It could be just what CVC needs to boost revenues as it is currently paying back well over £100 million per year on the debt that it took out to buy F1. It has put one heck of a cat's cradle of companies in place to run the new series.
A pan-European trademark application for the GP3 logo has been made by Epsilon limited, a company located in F1's London headquarters. Epsilon is owned by the Jersey-based Omega Group Holdings which also just happens to own a company called Gamma Topco - the owner of GP2. Omega maybe mysteriously-named but the Greek letters give the game away and in fact the shares in the business are owned by two Jersey companies called Alpha Topco and Delta Prefco. Both of these companies are ultimately owned by the Jersey-based Delta Topco which holds the commercial rights to F1.
The GP3 trademark application covers a whopping 26 categories including one which crucially includes "sporting and cultural activities." The application was filed by Epsilon on 20th August - just two days after the company was set up, so this is certainly a project currently on Ecclestone's mind.

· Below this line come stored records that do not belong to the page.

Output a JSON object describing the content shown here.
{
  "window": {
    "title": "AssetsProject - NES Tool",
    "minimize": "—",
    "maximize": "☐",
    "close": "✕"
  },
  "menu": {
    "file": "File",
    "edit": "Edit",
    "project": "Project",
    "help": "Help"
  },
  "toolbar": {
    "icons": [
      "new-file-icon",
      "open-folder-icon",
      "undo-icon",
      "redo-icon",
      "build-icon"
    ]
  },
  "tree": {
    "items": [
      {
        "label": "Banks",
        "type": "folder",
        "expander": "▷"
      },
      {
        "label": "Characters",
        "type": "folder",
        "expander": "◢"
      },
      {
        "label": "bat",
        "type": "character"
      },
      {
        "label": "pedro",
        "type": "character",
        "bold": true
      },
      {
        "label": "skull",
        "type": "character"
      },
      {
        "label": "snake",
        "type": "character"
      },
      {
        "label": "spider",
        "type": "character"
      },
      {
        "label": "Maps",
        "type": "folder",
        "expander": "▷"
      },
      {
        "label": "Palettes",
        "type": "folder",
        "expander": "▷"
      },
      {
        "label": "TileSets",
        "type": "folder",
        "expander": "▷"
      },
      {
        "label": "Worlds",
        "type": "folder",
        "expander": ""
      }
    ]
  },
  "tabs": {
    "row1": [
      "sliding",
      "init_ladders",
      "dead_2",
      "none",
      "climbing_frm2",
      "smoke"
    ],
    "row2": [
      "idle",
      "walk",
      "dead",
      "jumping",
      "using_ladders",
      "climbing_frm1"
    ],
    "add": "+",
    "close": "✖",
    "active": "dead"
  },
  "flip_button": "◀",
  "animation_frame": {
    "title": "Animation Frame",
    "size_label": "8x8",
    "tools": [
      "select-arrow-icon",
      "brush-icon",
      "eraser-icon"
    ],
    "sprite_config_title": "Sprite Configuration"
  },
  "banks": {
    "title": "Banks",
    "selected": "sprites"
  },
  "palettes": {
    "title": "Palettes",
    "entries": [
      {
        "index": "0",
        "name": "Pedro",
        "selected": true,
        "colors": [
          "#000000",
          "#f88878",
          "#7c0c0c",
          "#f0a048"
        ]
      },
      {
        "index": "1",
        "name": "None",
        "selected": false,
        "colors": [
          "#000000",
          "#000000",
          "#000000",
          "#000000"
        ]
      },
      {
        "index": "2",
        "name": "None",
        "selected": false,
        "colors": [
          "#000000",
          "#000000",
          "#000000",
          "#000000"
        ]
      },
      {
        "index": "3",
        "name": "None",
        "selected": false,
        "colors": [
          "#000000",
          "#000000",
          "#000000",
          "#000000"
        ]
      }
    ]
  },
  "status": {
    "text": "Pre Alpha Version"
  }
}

Indeed, Pitpass readers may remember that Ecclestone's private company also owns a different logo for GP3 which it took over from another firm. Commissioning the new logo shows that things are moving forward and there may be good reason for this.
The idea of a low-cost entry point into F1 most recently raised its head in June when beleaguered FIA president Max Mosley announced that he would introduce an F2 series next year with a budget of £150,000 for each of a team's two cars.

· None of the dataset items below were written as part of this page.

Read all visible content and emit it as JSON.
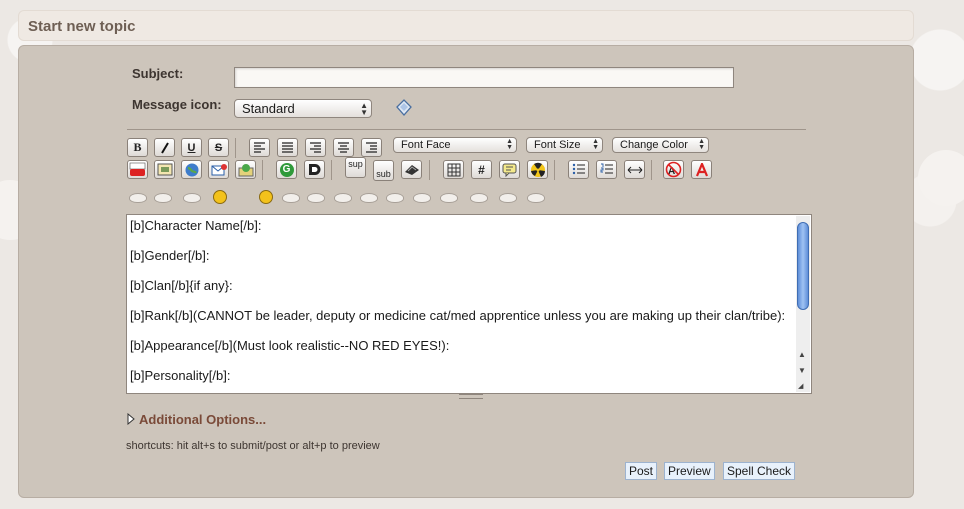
{
  "header": {
    "title": "Start new topic"
  },
  "form": {
    "subject_label": "Subject:",
    "subject_value": "",
    "message_icon_label": "Message icon:",
    "message_icon_value": "Standard"
  },
  "toolbar": {
    "bold": "B",
    "italic": "I",
    "underline": "U",
    "strike": "S",
    "font_face": "Font Face",
    "font_size": "Font Size",
    "change_color": "Change Color",
    "google": "G",
    "sup": "sup",
    "sub": "sub",
    "hash": "#"
  },
  "editor": {
    "content": "[b]Character Name[/b]:\n\n[b]Gender[/b]:\n\n[b]Clan[/b]{if any}:\n\n[b]Rank[/b](CANNOT be leader, deputy or medicine cat/med apprentice unless you are making up their clan/tribe):\n\n[b]Appearance[/b](Must look realistic--NO RED EYES!):\n\n[b]Personality[/b]:"
  },
  "additional_options": "Additional Options...",
  "shortcuts": "shortcuts: hit alt+s to submit/post or alt+p to preview",
  "buttons": {
    "post": "Post",
    "preview": "Preview",
    "spell_check": "Spell Check"
  },
  "colors": {
    "panel": "#cdc5bb",
    "accent_link": "#7a4a38",
    "scroll_thumb": "#5f8fd8"
  }
}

This move was widely seen as an attack on GP2 due to Ecclestone's suggestion that Mosley should resign following his role in the sex scandal that rocked F1. He has since backtracked on this but Mosley hasn't let the war of words drop and recently commented that Ecclestone could be replaced if CVC sold its F1 investment since "the whole business depends on a man who is 78 years old."

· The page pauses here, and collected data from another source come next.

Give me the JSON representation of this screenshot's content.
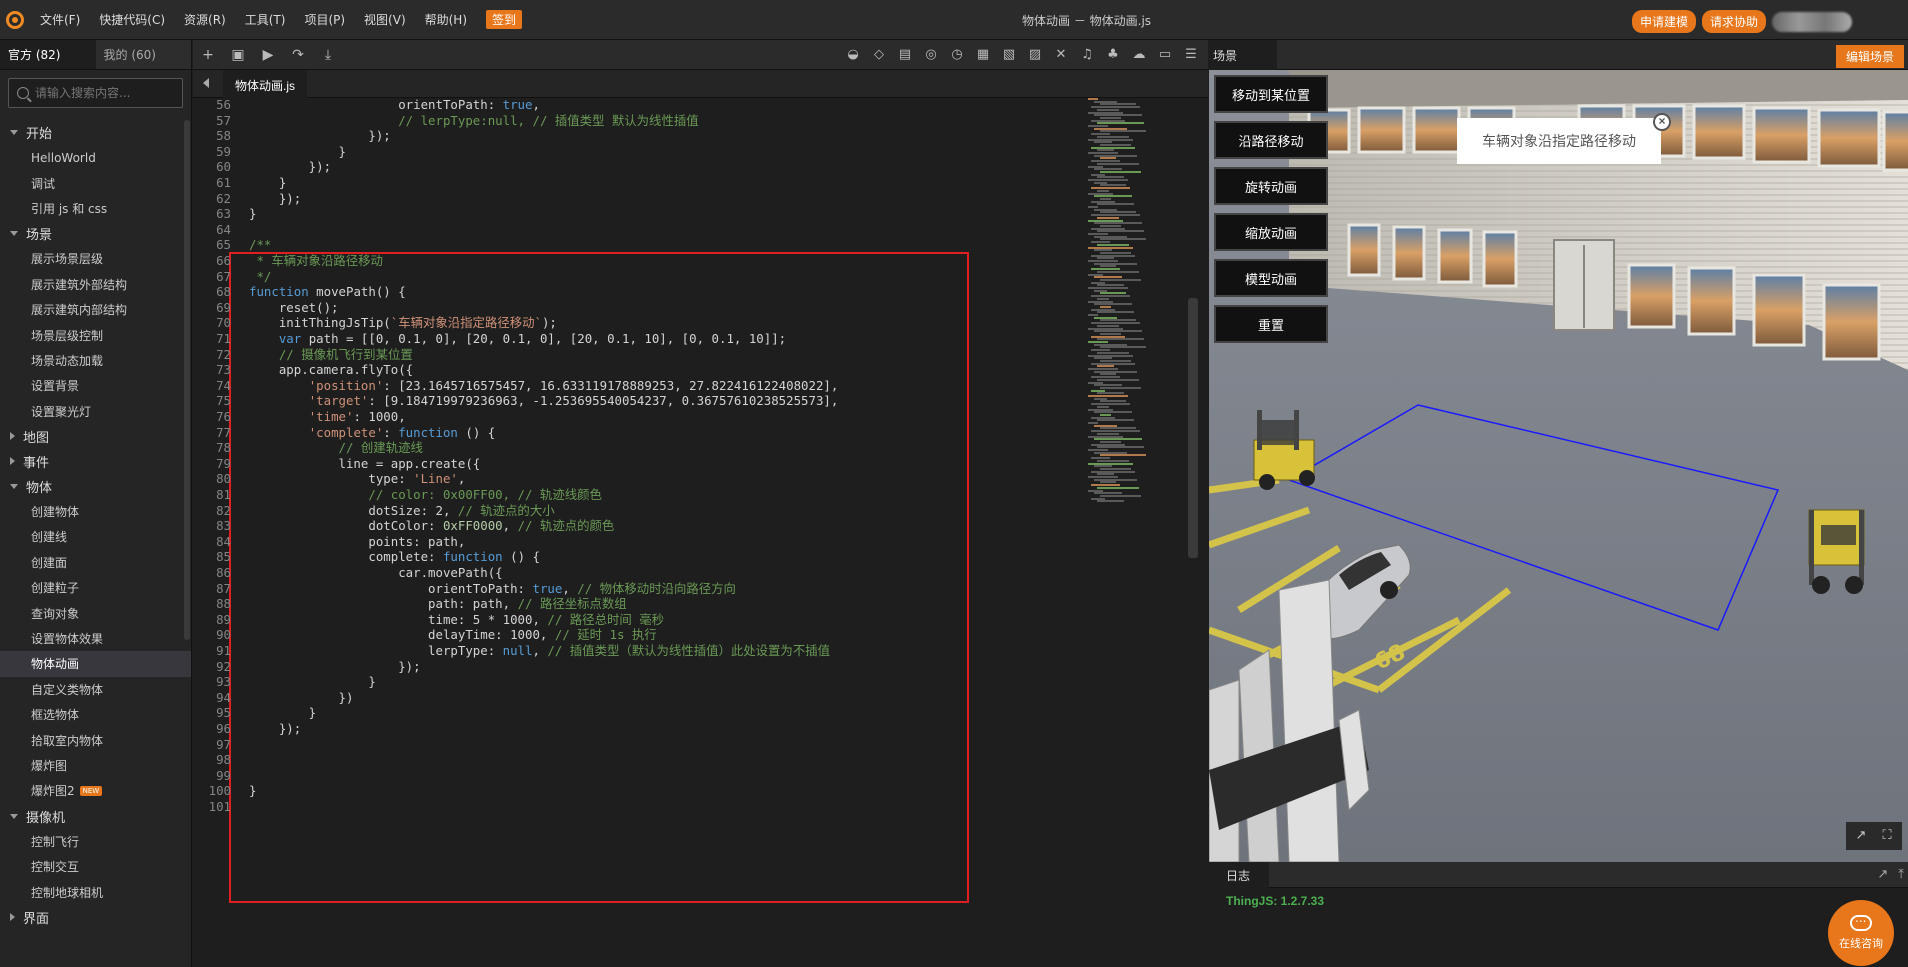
{
  "menu": {
    "items": [
      "文件(F)",
      "快捷代码(C)",
      "资源(R)",
      "工具(T)",
      "项目(P)",
      "视图(V)",
      "帮助(H)"
    ],
    "badge": "签到"
  },
  "window_title": "物体动画 －  物体动画.js",
  "top_right": {
    "apply_modeling": "申请建模",
    "request_help": "请求协助"
  },
  "sidebar": {
    "tabs": [
      "官方 (82)",
      "我的 (60)"
    ],
    "search_placeholder": "请输入搜索内容...",
    "groups": [
      {
        "label": "开始",
        "expanded": true,
        "items": [
          "HelloWorld",
          "调试",
          "引用 js 和 css"
        ]
      },
      {
        "label": "场景",
        "expanded": true,
        "items": [
          "展示场景层级",
          "展示建筑外部结构",
          "展示建筑内部结构",
          "场景层级控制",
          "场景动态加载",
          "设置背景",
          "设置聚光灯"
        ]
      },
      {
        "label": "地图",
        "expanded": false,
        "items": []
      },
      {
        "label": "事件",
        "expanded": false,
        "items": []
      },
      {
        "label": "物体",
        "expanded": true,
        "items": [
          "创建物体",
          "创建线",
          "创建面",
          "创建粒子",
          "查询对象",
          "设置物体效果",
          "物体动画",
          "自定义类物体",
          "框选物体",
          "拾取室内物体",
          "爆炸图",
          "爆炸图2"
        ]
      },
      {
        "label": "摄像机",
        "expanded": true,
        "items": [
          "控制飞行",
          "控制交互",
          "控制地球相机"
        ]
      },
      {
        "label": "界面",
        "expanded": false,
        "items": []
      }
    ],
    "active_item": "物体动画",
    "new_badge": "NEW"
  },
  "editor": {
    "file_tab": "物体动画.js",
    "lines": [
      {
        "n": "56",
        "t": "                    orientToPath: true,"
      },
      {
        "n": "57",
        "t": "                    // lerpType:null, // 插值类型 默认为线性插值"
      },
      {
        "n": "58",
        "t": "                });"
      },
      {
        "n": "59",
        "t": "            }"
      },
      {
        "n": "60",
        "t": "        });"
      },
      {
        "n": "61",
        "t": "    }"
      },
      {
        "n": "62",
        "t": "    });"
      },
      {
        "n": "63",
        "t": "}"
      },
      {
        "n": "64",
        "t": ""
      },
      {
        "n": "65",
        "t": "/**"
      },
      {
        "n": "66",
        "t": " * 车辆对象沿路径移动"
      },
      {
        "n": "67",
        "t": " */"
      },
      {
        "n": "68",
        "t": "function movePath() {"
      },
      {
        "n": "69",
        "t": "    reset();"
      },
      {
        "n": "70",
        "t": "    initThingJsTip(`车辆对象沿指定路径移动`);"
      },
      {
        "n": "71",
        "t": "    var path = [[0, 0.1, 0], [20, 0.1, 0], [20, 0.1, 10], [0, 0.1, 10]];"
      },
      {
        "n": "72",
        "t": "    // 摄像机飞行到某位置"
      },
      {
        "n": "73",
        "t": "    app.camera.flyTo({"
      },
      {
        "n": "74",
        "t": "        'position': [23.1645716575457, 16.633119178889253, 27.822416122408022],"
      },
      {
        "n": "75",
        "t": "        'target': [9.184719979236963, -1.253695540054237, 0.36757610238525573],"
      },
      {
        "n": "76",
        "t": "        'time': 1000,"
      },
      {
        "n": "77",
        "t": "        'complete': function () {"
      },
      {
        "n": "78",
        "t": "            // 创建轨迹线"
      },
      {
        "n": "79",
        "t": "            line = app.create({"
      },
      {
        "n": "80",
        "t": "                type: 'Line',"
      },
      {
        "n": "81",
        "t": "                // color: 0x00FF00, // 轨迹线颜色"
      },
      {
        "n": "82",
        "t": "                dotSize: 2, // 轨迹点的大小"
      },
      {
        "n": "83",
        "t": "                dotColor: 0xFF0000, // 轨迹点的颜色"
      },
      {
        "n": "84",
        "t": "                points: path,"
      },
      {
        "n": "85",
        "t": "                complete: function () {"
      },
      {
        "n": "86",
        "t": "                    car.movePath({"
      },
      {
        "n": "87",
        "t": "                        orientToPath: true, // 物体移动时沿向路径方向"
      },
      {
        "n": "88",
        "t": "                        path: path, // 路径坐标点数组"
      },
      {
        "n": "89",
        "t": "                        time: 5 * 1000, // 路径总时间 毫秒"
      },
      {
        "n": "90",
        "t": "                        delayTime: 1000, // 延时 1s 执行"
      },
      {
        "n": "91",
        "t": "                        lerpType: null, // 插值类型（默认为线性插值）此处设置为不插值"
      },
      {
        "n": "92",
        "t": "                    });"
      },
      {
        "n": "93",
        "t": "                }"
      },
      {
        "n": "94",
        "t": "            })"
      },
      {
        "n": "95",
        "t": "        }"
      },
      {
        "n": "96",
        "t": "    });"
      },
      {
        "n": "97",
        "t": ""
      },
      {
        "n": "98",
        "t": ""
      },
      {
        "n": "99",
        "t": ""
      },
      {
        "n": "100",
        "t": "}"
      },
      {
        "n": "101",
        "t": ""
      }
    ]
  },
  "scene": {
    "tab": "场景",
    "edit_button": "编辑场景",
    "buttons": [
      "移动到某位置",
      "沿路径移动",
      "旋转动画",
      "缩放动画",
      "模型动画",
      "重置"
    ],
    "tip": "车辆对象沿指定路径移动",
    "parking_number": "68"
  },
  "log": {
    "tab": "日志",
    "version": "ThingJS: 1.2.7.33"
  },
  "chat": {
    "label": "在线咨询"
  },
  "colors": {
    "accent": "#e8761a",
    "highlight_border": "#e02020",
    "path_line": "#1a1aff",
    "keyword": "#569cd6",
    "string": "#ce9178",
    "comment": "#6a9955",
    "number": "#b5cea8"
  }
}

Ecclestone took over the running of F1 in the 1970s but wasn't involved with the sport when it began in 1950. GP3 would be only the third racing series Ecclestone has launched in his career but may not be the last.
Following Mosley's recent comments about Ecclestone, CVC rushed to his aid releasing a statement saying that "there are no plans to replace him and we are delighted with the results of the business under his management." It added "we have no plans to sell our stake in Formula 1."